Abnormal cells (cancers) will cluster and our unique system envelops them in a sack (tumours). If we starve the body, it automatically digests these abnormal cells for fuel and flushes them out of our system.
The National Homicide Service, will take a biopsy, puncturing the protective sack and allowing these abnormal cells to spread! There is no information in the mainstream on this, your only advice is to be pumped full of radiation and chemicals, killing every cell in your body! We all know that a healthy person, is a customer lost to these multi-billion pound corporations.

trackback
2 months ago

[…] Go to Source Follow altnews.org on Telegram […]

Noj
Noj
2 months ago

I prefer the ‘Seafood’ Diet.

John
John
Reply to  Noj
2 months ago

See food diet I see food I eat it 😃

J. B.
J. B.
2 months ago

I think the general premise here is accurate—that most are constantly overfed and sick because of it. The small, frequent meals, as needed, as prescribed here, are a hard thing to manage and control for most. However, this concept, applied to a 16/8 or similar intermittent schedule, is spot on. Having learned about and practiced fasting for the last 5 years, now over 50, I’ve never been more healthy, pain-free, and functioning on all cylinders so well.

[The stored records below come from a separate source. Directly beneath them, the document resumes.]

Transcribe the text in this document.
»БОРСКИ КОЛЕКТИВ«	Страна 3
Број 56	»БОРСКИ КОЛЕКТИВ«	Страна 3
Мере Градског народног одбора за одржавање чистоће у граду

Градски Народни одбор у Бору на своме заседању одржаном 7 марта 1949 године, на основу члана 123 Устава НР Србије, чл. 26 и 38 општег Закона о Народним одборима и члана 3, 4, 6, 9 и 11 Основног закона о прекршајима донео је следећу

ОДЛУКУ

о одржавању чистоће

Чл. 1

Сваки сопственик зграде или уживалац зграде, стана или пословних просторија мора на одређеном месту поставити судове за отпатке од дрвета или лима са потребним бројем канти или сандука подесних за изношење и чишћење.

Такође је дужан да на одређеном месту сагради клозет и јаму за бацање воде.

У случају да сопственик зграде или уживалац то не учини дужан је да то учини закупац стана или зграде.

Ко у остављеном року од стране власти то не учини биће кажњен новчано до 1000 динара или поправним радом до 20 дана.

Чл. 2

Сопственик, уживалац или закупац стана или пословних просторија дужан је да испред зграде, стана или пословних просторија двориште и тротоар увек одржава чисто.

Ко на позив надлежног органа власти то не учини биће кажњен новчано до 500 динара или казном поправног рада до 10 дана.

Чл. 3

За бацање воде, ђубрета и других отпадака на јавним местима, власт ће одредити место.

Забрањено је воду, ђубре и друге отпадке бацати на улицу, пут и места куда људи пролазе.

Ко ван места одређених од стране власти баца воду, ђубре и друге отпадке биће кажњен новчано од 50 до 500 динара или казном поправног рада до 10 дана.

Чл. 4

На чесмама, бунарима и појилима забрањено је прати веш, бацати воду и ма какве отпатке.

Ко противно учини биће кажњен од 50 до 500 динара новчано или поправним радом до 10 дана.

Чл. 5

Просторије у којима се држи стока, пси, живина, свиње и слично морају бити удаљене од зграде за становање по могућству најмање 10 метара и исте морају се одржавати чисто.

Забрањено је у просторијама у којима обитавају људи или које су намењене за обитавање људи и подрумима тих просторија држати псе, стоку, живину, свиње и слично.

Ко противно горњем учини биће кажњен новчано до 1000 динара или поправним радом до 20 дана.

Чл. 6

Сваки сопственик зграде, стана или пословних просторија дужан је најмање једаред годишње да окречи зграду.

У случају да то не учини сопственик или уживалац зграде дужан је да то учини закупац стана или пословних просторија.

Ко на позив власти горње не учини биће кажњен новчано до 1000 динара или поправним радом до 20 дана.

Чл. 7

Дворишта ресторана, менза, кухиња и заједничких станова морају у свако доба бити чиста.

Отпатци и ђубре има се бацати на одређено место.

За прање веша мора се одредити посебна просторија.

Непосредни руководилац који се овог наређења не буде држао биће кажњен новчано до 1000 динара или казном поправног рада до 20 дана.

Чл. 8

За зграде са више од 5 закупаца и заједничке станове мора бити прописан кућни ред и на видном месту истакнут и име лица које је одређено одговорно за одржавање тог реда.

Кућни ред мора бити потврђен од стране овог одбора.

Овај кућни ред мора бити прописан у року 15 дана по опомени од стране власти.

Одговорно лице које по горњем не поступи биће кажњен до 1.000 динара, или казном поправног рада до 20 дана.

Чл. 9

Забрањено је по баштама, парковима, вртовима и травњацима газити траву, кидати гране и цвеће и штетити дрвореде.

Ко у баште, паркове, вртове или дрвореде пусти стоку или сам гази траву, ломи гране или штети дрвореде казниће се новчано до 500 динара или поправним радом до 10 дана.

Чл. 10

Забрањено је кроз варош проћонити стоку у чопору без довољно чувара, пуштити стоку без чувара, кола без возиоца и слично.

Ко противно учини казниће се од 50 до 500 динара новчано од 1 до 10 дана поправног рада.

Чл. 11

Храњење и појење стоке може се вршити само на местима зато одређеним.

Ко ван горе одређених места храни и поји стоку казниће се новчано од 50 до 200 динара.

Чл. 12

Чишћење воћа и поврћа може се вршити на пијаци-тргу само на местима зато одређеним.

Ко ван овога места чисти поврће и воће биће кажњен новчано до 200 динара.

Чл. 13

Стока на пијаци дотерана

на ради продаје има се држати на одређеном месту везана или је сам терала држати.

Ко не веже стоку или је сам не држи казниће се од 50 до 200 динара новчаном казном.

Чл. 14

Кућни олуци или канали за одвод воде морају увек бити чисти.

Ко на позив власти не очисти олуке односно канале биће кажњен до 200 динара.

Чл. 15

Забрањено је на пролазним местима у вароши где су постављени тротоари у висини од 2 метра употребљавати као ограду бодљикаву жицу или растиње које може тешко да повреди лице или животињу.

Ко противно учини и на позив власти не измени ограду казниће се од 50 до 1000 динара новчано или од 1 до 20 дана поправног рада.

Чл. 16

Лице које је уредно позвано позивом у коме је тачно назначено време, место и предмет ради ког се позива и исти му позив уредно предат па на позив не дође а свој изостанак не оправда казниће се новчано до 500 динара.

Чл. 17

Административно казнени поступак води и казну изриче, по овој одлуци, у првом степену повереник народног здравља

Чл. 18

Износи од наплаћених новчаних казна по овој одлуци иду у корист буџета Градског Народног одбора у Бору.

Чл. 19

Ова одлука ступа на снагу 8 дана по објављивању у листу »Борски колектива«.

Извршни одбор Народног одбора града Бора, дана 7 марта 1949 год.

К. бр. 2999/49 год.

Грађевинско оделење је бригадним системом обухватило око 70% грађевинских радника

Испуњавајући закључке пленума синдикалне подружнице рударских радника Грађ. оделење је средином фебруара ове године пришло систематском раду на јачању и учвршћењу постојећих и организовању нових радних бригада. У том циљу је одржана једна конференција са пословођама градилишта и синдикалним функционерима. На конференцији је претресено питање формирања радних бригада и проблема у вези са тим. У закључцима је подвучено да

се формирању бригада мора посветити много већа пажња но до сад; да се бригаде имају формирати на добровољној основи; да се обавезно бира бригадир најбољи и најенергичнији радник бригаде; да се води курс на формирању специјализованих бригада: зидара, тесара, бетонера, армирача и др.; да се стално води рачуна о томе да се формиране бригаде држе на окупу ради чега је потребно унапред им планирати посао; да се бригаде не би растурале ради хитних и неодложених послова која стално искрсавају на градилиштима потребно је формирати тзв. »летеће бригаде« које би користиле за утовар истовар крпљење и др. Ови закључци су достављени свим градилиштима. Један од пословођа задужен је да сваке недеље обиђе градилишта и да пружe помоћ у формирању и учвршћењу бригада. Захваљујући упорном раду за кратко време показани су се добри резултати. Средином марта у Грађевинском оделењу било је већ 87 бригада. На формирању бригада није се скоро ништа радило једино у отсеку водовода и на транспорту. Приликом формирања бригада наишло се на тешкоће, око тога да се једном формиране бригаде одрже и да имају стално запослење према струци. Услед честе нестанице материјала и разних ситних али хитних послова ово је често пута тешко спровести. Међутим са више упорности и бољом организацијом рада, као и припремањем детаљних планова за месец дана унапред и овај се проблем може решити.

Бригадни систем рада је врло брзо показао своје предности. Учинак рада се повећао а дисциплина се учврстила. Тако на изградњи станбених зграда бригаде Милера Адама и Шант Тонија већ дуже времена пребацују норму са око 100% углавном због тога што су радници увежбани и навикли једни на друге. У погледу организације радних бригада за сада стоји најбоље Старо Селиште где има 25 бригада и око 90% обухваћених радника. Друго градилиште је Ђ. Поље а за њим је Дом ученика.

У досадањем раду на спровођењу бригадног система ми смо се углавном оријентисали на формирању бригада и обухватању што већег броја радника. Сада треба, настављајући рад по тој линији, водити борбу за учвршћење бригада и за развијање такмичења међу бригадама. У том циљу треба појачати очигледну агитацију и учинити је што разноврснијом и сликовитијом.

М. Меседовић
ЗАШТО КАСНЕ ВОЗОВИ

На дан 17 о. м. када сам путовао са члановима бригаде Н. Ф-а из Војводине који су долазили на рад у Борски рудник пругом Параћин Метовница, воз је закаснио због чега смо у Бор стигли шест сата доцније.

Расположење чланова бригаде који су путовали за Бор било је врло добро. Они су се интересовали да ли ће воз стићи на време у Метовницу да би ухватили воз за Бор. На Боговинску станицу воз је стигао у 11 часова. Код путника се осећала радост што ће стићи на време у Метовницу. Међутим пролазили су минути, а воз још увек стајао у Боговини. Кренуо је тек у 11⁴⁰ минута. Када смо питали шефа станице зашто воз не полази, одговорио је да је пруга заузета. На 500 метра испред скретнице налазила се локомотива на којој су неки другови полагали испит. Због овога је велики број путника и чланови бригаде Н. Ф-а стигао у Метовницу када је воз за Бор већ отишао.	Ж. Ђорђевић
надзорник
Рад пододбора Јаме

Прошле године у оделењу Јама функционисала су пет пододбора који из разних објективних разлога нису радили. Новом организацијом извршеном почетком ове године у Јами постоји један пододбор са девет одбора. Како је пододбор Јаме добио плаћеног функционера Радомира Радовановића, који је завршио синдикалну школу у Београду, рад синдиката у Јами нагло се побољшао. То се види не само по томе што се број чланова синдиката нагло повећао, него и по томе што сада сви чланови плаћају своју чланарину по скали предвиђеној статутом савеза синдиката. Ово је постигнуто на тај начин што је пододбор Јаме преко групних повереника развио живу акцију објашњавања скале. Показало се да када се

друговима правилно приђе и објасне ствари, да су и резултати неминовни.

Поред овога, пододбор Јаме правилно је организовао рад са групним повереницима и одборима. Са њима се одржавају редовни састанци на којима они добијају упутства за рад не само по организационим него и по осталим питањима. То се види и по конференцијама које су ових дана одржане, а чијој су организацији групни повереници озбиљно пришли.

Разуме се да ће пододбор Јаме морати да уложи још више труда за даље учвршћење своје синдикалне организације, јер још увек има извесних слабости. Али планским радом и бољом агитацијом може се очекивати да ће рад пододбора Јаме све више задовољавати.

I’ll take the theory a step further: being totally empty is when your body is at its healthiest, wasting no energy on processing or converting—only repairing and revitalizing. When you are empty, your body is simply repairing, improving, and maintaining itself. Once it’s empty, that’s when you give it just enough to nourish itself and carry on until it gets back to empty. Those are the basics of what this article is sharing. Confining it to an 8-hours-on/16-hours-off feeding schedule gives it the structure it needs to gain a multiplier effect. I believe the ideal for many may be 2 meals within the 8-hour window. Spread apart, and neither large, but both nutrient-dense with ideal foods. Also, eat slowly. A sample routine would be to eat from 11 AM to 12 noon. Then, say, enjoy food from 6 PM to 7 PM. Then live your life food-free from 7 PM to 11 AM. Black coffee, quality water, and mineral water in between. Some swear by one meal only, which also makes a lot of sense and reduces the schedule to 2/22, which seems challenging but is likely very healthy. This is probably half the reason the carnivore diet works; the 22 hours of downtime is all benefit. However, it may be hard, if not impossible, to get all you need in that 2-hour span. Some foods may naturally digest faster than others, leaving the potential for deficiencies; you lose the ability for variety within each 24-hour cycle—and the size of meal needed to cover all of your needs likely stresses the body for at least 6-8 hours during processing (to some degree). However, for some, 1 meal a day is the Holy Grail.

Along with an 8/16 schedule, I also fast for 24 hours every 7-10 days. Then do a 48-72 hour fast about every 3 months, or upon coming down with anything at all—when I stop all food immediately and fast (and see the benefits defy all prior logic in real time; see: Autophagy).

In summary, most would probably benefit from following the essence of this article—which is that the system needs just what it needs and no more, and that most overshoot that incredibly. After all, the Japan study is cited; maybe in Japan most naturally do put the 14-16 hours between meals but just don’t formalize it. My thinking, with respect to the author, who likely knows a great deal about human health, is to apply the basics of this premise within the structure of intermittent fasting—a confined feeding timeline that emphasizes a structure most can follow, with long, daily breaks for healing and rejuvenation.